Oracle Exadata Storage Server Version 1. A “FAQ” is Born. Part I.

BLOG UPDATE (22-MAR-10): Readers, please be aware that this blog entry is about the HP Oracle Database Machine (V1).

BLOG UPDATE (01-JUN-09). According to my blog statistics, a good number of new readers find my blog by being referred to this page by google. I’d like to draw new readers’ attention to the sidebar at the right where there are pages dedicated to indexing my Exadata-related posts. The original blog post follows:

I expected Oracle Exadata Storage Server to make an instant splash, but the blogosphere has really taken off like a rocket with the topic. Unfortunately there is already quite a bit of misinformation out there. I’d like to approach this with routine quasi-frequently asked question posts. When I find misinformation, I’ll make a blog update. So consider this installment number one.

Q. What does the word programmable mean in the product name Exadata Programmable Storage Server?
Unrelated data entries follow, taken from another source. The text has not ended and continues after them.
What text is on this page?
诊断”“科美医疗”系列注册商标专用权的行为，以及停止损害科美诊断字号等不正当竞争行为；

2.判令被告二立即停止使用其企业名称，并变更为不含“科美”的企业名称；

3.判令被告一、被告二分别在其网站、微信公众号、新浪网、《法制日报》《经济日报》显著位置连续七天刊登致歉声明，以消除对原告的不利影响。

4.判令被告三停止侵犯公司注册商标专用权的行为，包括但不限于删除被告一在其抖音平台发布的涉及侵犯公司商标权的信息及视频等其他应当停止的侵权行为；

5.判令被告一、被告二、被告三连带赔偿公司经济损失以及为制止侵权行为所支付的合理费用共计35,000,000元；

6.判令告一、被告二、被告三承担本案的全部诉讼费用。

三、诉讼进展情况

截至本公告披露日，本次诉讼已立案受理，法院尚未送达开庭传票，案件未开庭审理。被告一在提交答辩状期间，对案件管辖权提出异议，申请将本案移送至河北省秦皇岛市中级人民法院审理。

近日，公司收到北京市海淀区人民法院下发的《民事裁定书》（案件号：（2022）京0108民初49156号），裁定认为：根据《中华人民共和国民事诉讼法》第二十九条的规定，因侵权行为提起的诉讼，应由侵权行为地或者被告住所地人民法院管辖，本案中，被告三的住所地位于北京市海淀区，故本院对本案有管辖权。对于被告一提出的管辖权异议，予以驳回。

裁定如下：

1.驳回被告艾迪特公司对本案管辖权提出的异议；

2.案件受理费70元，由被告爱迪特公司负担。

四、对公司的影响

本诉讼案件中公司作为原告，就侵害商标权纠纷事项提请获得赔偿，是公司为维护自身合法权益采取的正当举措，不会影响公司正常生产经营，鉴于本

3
A. I don’t know, but it certainly has nothing to do with Oracle Exadata Storage Server. I have seen this moniker misapplied to the product. An Exadata Storage Server “Cell”-as we call them-is no more programmable than a Fibre Channel SAN or NAS Filer. Well, it is of course to the Exadata product development organization, but there is nothing programmable for the field. I think, perhaps, someone may have thought that Exadata is a field programmable gate array (FPGA) approach to solving the problem of offloading query intelligence to storage. Exadata is not field-“programmable” and it doesn’t use or need FPGA technology.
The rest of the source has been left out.